I may be one of many who are not convinced that climate change is the result of our continual atmospheric release of greenhouse gases, but I am certain that the greatest threat to human survival is our overwhelming reliance on fossil fuels, especially oil. We may have already used half of the world’s readily available oil reserves. The world will also face increasing shortages of other minerals and materials.

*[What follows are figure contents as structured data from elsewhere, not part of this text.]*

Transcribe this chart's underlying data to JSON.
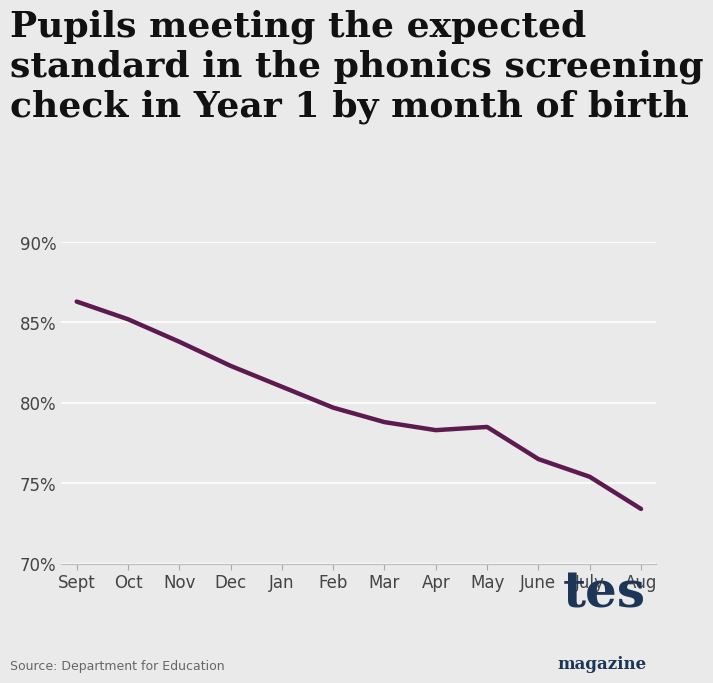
{
  "title": "Pupils meeting the expected\nstandard in the phonics screening\ncheck in Year 1 by month of birth",
  "months": [
    "Sept",
    "Oct",
    "Nov",
    "Dec",
    "Jan",
    "Feb",
    "Mar",
    "Apr",
    "May",
    "June",
    "July",
    "Aug"
  ],
  "values": [
    86.3,
    85.2,
    83.8,
    82.3,
    81.0,
    79.7,
    78.8,
    78.3,
    78.5,
    76.5,
    75.4,
    73.4
  ],
  "line_color": "#5C1A50",
  "line_width": 3.2,
  "ylim": [
    70,
    90
  ],
  "yticks": [
    70,
    75,
    80,
    85,
    90
  ],
  "background_color": "#EAEAEA",
  "plot_bg_color": "#EAEAEA",
  "title_fontsize": 26,
  "title_color": "#111111",
  "tick_fontsize": 12,
  "source_text": "Source: Department for Education",
  "source_fontsize": 9,
  "tes_color": "#1D3557",
  "magazine_color": "#1D3557"
}
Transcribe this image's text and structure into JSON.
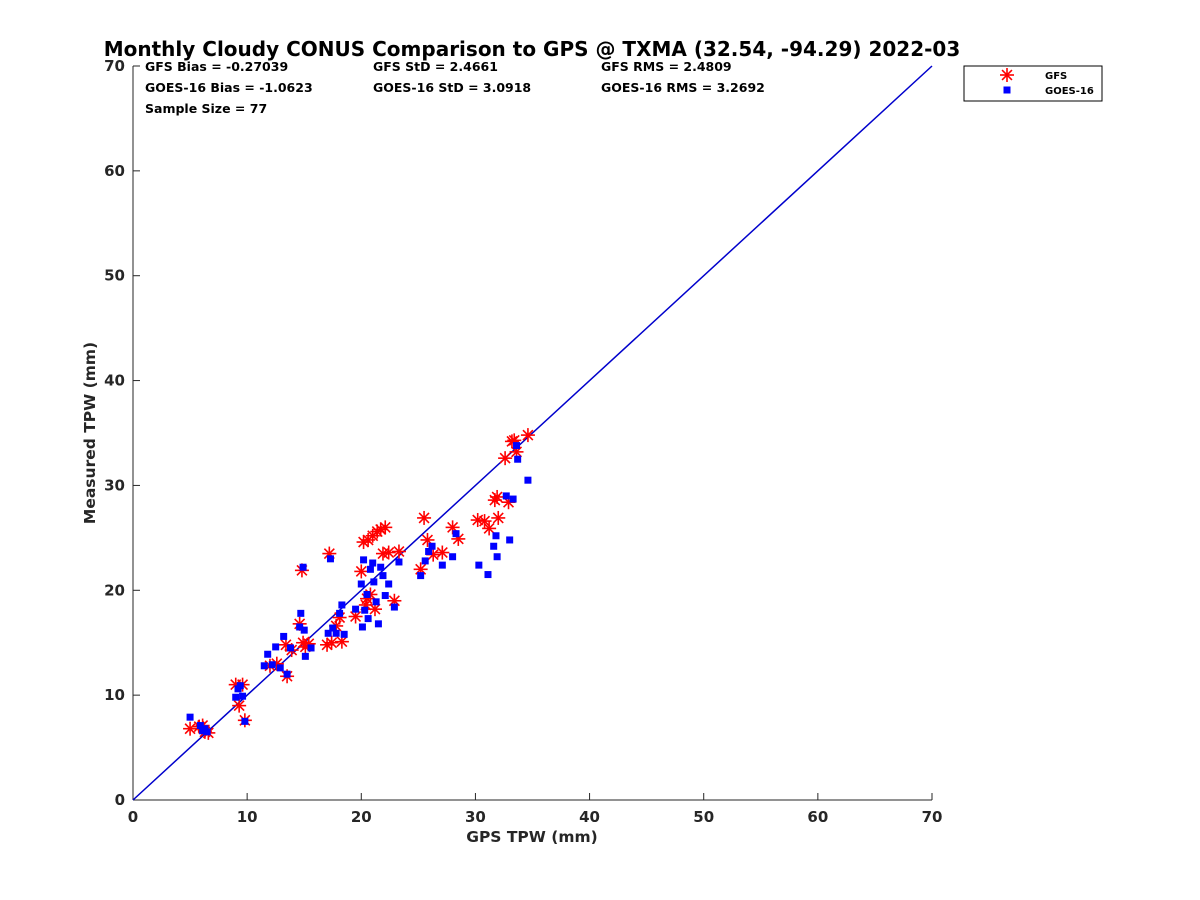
{
  "chart_data": {
    "type": "scatter",
    "title": "Monthly Cloudy CONUS Comparison to GPS @ TXMA (32.54, -94.29) 2022-03",
    "xlabel": "GPS TPW (mm)",
    "ylabel": "Measured TPW (mm)",
    "xlim": [
      0,
      70
    ],
    "ylim": [
      0,
      70
    ],
    "xticks": [
      0,
      10,
      20,
      30,
      40,
      50,
      60,
      70
    ],
    "yticks": [
      0,
      10,
      20,
      30,
      40,
      50,
      60,
      70
    ],
    "grid": false,
    "legend_position": "outside-top-right",
    "one_to_one_line": {
      "x": [
        0,
        70
      ],
      "y": [
        0,
        70
      ],
      "color": "#0000cc"
    },
    "stats": {
      "gfs_bias": "GFS Bias = -0.27039",
      "gfs_std": "GFS StD = 2.4661",
      "gfs_rms": "GFS RMS = 2.4809",
      "goes_bias": "GOES-16 Bias = -1.0623",
      "goes_std": "GOES-16 StD = 3.0918",
      "goes_rms": "GOES-16 RMS = 3.2692",
      "sample_size": "Sample Size = 77"
    },
    "series": [
      {
        "name": "GFS",
        "marker": "asterisk",
        "color": "#ff0000",
        "points": [
          [
            5,
            6.8
          ],
          [
            5.8,
            7
          ],
          [
            6.1,
            7.1
          ],
          [
            6.3,
            6.5
          ],
          [
            6.6,
            6.4
          ],
          [
            9,
            11
          ],
          [
            9.3,
            9
          ],
          [
            9.6,
            11
          ],
          [
            9.8,
            7.6
          ],
          [
            12,
            12.8
          ],
          [
            12.6,
            13
          ],
          [
            13.4,
            14.8
          ],
          [
            13.5,
            11.8
          ],
          [
            13.9,
            14.3
          ],
          [
            14.6,
            16.8
          ],
          [
            14.8,
            21.9
          ],
          [
            14.9,
            15
          ],
          [
            15.1,
            14.6
          ],
          [
            15.4,
            14.9
          ],
          [
            17,
            14.8
          ],
          [
            17.2,
            23.5
          ],
          [
            17.4,
            15
          ],
          [
            17.8,
            16.6
          ],
          [
            18.1,
            17.4
          ],
          [
            18.3,
            15.1
          ],
          [
            19.5,
            17.5
          ],
          [
            20,
            21.8
          ],
          [
            20.2,
            24.6
          ],
          [
            20.4,
            18.6
          ],
          [
            20.5,
            19.2
          ],
          [
            20.6,
            24.8
          ],
          [
            20.8,
            19.6
          ],
          [
            21,
            25.2
          ],
          [
            21.2,
            18.2
          ],
          [
            21.4,
            25.6
          ],
          [
            21.7,
            25.8
          ],
          [
            21.9,
            23.5
          ],
          [
            22.1,
            26
          ],
          [
            22.4,
            23.6
          ],
          [
            22.9,
            19
          ],
          [
            23.3,
            23.7
          ],
          [
            25.2,
            22
          ],
          [
            25.5,
            26.9
          ],
          [
            25.8,
            24.8
          ],
          [
            26.3,
            23.4
          ],
          [
            27.1,
            23.6
          ],
          [
            28,
            26
          ],
          [
            28.5,
            24.9
          ],
          [
            30.2,
            26.7
          ],
          [
            30.8,
            26.6
          ],
          [
            31.2,
            25.9
          ],
          [
            31.7,
            28.6
          ],
          [
            31.9,
            28.9
          ],
          [
            32,
            26.9
          ],
          [
            32.6,
            32.6
          ],
          [
            32.9,
            28.4
          ],
          [
            33.2,
            34.2
          ],
          [
            33.4,
            34.3
          ],
          [
            33.6,
            33.2
          ],
          [
            34.6,
            34.8
          ]
        ]
      },
      {
        "name": "GOES-16",
        "marker": "square",
        "color": "#0000ff",
        "points": [
          [
            5,
            7.9
          ],
          [
            5.9,
            7.1
          ],
          [
            6.1,
            6.6
          ],
          [
            6.3,
            6.8
          ],
          [
            6.5,
            6.5
          ],
          [
            9,
            9.8
          ],
          [
            9.2,
            10.6
          ],
          [
            9.4,
            10.9
          ],
          [
            9.6,
            9.9
          ],
          [
            9.8,
            7.5
          ],
          [
            11.5,
            12.8
          ],
          [
            11.8,
            13.9
          ],
          [
            12.2,
            12.9
          ],
          [
            12.5,
            14.6
          ],
          [
            12.9,
            12.6
          ],
          [
            13.2,
            15.6
          ],
          [
            13.5,
            12
          ],
          [
            13.8,
            14.5
          ],
          [
            14.6,
            16.5
          ],
          [
            14.7,
            17.8
          ],
          [
            14.9,
            22.2
          ],
          [
            15,
            16.2
          ],
          [
            15.1,
            13.7
          ],
          [
            15.6,
            14.5
          ],
          [
            17.1,
            15.9
          ],
          [
            17.3,
            23
          ],
          [
            17.5,
            16.4
          ],
          [
            17.8,
            15.9
          ],
          [
            18.1,
            17.8
          ],
          [
            18.3,
            18.6
          ],
          [
            18.5,
            15.8
          ],
          [
            19.5,
            18.2
          ],
          [
            20,
            20.6
          ],
          [
            20.1,
            16.5
          ],
          [
            20.2,
            22.9
          ],
          [
            20.3,
            18.1
          ],
          [
            20.5,
            19.6
          ],
          [
            20.6,
            17.3
          ],
          [
            20.8,
            22
          ],
          [
            21,
            22.6
          ],
          [
            21.1,
            20.8
          ],
          [
            21.3,
            18.9
          ],
          [
            21.5,
            16.8
          ],
          [
            21.7,
            22.2
          ],
          [
            21.9,
            21.4
          ],
          [
            22.1,
            19.5
          ],
          [
            22.4,
            20.6
          ],
          [
            22.9,
            18.4
          ],
          [
            23.3,
            22.7
          ],
          [
            25.2,
            21.4
          ],
          [
            25.6,
            22.8
          ],
          [
            25.9,
            23.7
          ],
          [
            26.2,
            24.2
          ],
          [
            27.1,
            22.4
          ],
          [
            28,
            23.2
          ],
          [
            28.3,
            25.4
          ],
          [
            30.3,
            22.4
          ],
          [
            31.1,
            21.5
          ],
          [
            31.6,
            24.2
          ],
          [
            31.8,
            25.2
          ],
          [
            31.9,
            23.2
          ],
          [
            32.7,
            29
          ],
          [
            33,
            24.8
          ],
          [
            33.3,
            28.7
          ],
          [
            33.6,
            33.8
          ],
          [
            33.7,
            32.5
          ],
          [
            34.6,
            30.5
          ]
        ]
      }
    ]
  }
}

The world must move to renewable resources. Wood is our most renewable and our most versatile material. The importance of forests is not that they sequester carbon but, if responsibly managed, forests are the source of wood. Forests and wood use should be promoted both as a substitute for energy requiring materials and as an energy source. If the world is really serious about reducing carbon dioxide, we should at least be encouraging wood use as well as taxing, and certainly not subsidising, high energy requiring and net carbon emitting materials such as concrete and steel.

Change needed

An increased wood use may be desirable but unless there is an immediate and radical change in attitude by both government and environmental organisations a greater wood use is most unlikely. As the global price of wood has fallen dramatically, wood processors round the world have increasingly gone out of business. In New Zealand the first decade of this century has seen plantation establishment spectacularly decline. New planting has almost ceased and as existing plantations are being cleared for conversion to dairy farms.

Was anyone at Copenhagen advancing an increased wood use and better forest management as a solution to the world’s major problems? I very much doubt it − they got very little media coverage if they did.